If we repeat this on 5TB of very small files , the overhead in steps 1 and 2 is greater because it is repeated approx. 25,000 times in our example.
These factors all have an impact on the backup and restore speeds. There is no way to estimate backup times other than rigid benchmarking on customer’s environments.
Backblaze’s price and feature comparisons are between B2, Azure, AWS and Google cloud. They don’t mention the significantly lower pricing of Wasabi (even though they both operate from Amsterdam in Holland. Wasabi is the same price as B2, but more importantly, don’t charge an egress cost. Backblaze 2 charges a 200% mark-up on storage per GB of data stored. This still leaves them on the bracket of ‘it is too expensive to leave’. Checkout anytime you like, but never leave.
1TB of storage on the 3 services based on 13/11/2019 pricing is split into 2 comparisons; the cost of uploading and storing the data, Vs the cost of retrieving the data during a restore (egress).

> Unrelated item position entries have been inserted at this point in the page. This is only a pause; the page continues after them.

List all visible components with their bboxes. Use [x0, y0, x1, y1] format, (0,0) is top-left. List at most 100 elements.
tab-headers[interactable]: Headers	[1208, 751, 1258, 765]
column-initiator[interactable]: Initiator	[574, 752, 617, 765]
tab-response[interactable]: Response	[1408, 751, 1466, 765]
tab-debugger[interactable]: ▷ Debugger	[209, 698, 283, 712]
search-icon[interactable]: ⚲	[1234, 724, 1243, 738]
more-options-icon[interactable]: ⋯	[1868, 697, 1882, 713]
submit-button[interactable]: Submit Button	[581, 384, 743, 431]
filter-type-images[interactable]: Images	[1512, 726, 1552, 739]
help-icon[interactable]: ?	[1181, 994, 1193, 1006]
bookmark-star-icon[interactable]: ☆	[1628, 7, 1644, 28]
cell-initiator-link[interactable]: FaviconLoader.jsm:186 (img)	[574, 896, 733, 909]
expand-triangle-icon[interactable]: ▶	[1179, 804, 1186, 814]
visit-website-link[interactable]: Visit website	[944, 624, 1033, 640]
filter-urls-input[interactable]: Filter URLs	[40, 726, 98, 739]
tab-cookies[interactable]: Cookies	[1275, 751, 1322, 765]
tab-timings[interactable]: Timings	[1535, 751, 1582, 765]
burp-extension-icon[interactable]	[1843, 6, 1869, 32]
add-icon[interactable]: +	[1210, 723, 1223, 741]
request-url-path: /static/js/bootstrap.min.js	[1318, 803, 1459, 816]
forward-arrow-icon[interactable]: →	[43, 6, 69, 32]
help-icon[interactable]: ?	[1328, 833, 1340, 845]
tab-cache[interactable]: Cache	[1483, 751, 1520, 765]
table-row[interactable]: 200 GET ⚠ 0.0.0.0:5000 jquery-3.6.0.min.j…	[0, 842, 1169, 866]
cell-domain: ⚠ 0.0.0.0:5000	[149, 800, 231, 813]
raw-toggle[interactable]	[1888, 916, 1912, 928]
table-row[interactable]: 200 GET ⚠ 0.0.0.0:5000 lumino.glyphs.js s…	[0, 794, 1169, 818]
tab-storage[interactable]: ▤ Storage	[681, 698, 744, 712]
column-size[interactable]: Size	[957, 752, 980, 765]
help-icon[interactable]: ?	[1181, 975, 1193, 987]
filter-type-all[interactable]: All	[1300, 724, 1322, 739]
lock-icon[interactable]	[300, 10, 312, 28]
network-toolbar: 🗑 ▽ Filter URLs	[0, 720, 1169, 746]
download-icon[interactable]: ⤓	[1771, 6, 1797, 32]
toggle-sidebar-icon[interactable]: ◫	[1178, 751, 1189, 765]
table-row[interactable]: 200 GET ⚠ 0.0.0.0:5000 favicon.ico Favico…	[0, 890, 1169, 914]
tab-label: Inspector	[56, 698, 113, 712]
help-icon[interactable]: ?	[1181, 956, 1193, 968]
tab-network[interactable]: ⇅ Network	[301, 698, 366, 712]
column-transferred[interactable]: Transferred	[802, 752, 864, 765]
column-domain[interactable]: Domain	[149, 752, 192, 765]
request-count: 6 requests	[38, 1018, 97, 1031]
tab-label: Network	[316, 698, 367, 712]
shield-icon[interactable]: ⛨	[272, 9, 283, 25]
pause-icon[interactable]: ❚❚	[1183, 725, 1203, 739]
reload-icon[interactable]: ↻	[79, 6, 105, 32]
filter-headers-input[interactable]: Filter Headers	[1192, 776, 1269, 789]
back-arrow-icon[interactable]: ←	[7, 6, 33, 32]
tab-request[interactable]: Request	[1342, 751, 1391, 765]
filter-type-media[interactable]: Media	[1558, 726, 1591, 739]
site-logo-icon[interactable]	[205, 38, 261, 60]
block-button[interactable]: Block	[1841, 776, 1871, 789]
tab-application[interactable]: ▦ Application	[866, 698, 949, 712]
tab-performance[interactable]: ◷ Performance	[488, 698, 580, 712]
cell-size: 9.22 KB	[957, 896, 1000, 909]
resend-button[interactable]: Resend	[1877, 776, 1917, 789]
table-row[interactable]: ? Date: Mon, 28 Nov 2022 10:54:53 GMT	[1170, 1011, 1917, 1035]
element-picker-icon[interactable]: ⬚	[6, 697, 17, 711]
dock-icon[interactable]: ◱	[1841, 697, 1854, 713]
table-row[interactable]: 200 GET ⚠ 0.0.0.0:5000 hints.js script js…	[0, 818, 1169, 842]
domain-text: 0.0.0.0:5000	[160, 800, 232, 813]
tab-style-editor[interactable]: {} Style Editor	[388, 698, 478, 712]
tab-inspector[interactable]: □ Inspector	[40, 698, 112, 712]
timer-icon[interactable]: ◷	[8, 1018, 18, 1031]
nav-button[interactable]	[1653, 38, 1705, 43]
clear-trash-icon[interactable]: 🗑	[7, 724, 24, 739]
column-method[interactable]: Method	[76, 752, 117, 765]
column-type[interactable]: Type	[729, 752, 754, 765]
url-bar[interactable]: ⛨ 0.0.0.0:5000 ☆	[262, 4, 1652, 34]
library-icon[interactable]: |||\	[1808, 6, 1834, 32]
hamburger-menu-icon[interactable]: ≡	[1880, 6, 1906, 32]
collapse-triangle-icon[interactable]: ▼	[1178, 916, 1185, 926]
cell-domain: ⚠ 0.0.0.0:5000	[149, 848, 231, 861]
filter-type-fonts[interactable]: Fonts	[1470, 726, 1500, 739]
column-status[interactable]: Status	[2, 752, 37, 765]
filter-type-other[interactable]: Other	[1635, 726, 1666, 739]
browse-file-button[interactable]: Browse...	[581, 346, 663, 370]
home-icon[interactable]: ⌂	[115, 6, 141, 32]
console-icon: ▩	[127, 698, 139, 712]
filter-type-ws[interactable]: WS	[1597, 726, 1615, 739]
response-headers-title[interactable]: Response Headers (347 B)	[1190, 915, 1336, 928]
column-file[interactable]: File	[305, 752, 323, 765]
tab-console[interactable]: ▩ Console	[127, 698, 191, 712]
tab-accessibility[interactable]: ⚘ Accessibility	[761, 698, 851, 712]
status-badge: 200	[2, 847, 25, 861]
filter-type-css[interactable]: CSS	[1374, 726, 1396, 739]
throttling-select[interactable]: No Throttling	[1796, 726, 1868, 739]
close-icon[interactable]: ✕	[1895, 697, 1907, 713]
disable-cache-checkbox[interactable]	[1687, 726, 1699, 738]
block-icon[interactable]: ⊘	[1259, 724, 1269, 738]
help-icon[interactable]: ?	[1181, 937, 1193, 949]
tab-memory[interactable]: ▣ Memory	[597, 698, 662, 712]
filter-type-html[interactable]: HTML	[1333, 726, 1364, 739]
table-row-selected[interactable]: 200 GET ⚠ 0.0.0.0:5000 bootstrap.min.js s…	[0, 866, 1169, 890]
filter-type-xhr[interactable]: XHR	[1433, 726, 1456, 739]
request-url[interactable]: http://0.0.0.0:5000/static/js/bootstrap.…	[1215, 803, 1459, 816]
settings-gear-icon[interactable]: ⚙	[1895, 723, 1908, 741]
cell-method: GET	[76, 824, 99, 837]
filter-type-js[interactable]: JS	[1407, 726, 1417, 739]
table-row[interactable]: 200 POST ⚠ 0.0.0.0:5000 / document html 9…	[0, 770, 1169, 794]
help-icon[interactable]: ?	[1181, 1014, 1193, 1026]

Transfer and storage pricing comparisons for 1TB
Microsoft Azure blobs
We have shown the cost to transfer 1TB of data to Azure and store it. Our calculation is based on LRS (one data centre), cool storage (used for data infrequently retrieved) and we haven’t shown pricing for other transactions which the other providers don’t charge for (write, read list etc operations).
These API calls are considered Write Operations: PutBlob, PutBlock, PutBlockList, AppendBlock, SnapshotBlob, CopyBlob and SetBlobTier (when it moves a Blob from Hot to Cool, Cool to Archive or Hot to Archive).
$10.75 per TB
Their pricing is a lot easier to understand than Microsoft’s and there aren’t any hidden costs.
$5 per TB
Their pricing is a lot easier to understand than Microsoft’s without any hidden costs.
$6 per TB
Overall, the Azure and Wasabi transfer times were the same between the 4 backups we used in our test.
Wasabi allows you to download 100% of your storage size per month and this should be more than enough for streaming or bulk download sites.
The devil is in the detail because gotchas are included and you might find your data locked at a data centre and you can’t afford to move it.
Wasabi will charge for 3 months storage on every object even if it is deleted shortly after being created. Azure has a whole suite of extra API charges and their egress charges mean you might not be able to afford to move your data to another cloud.
If you upload and download 1TB in a month, you will pay Azure $100, Backblaze $15 and Wasabi $6.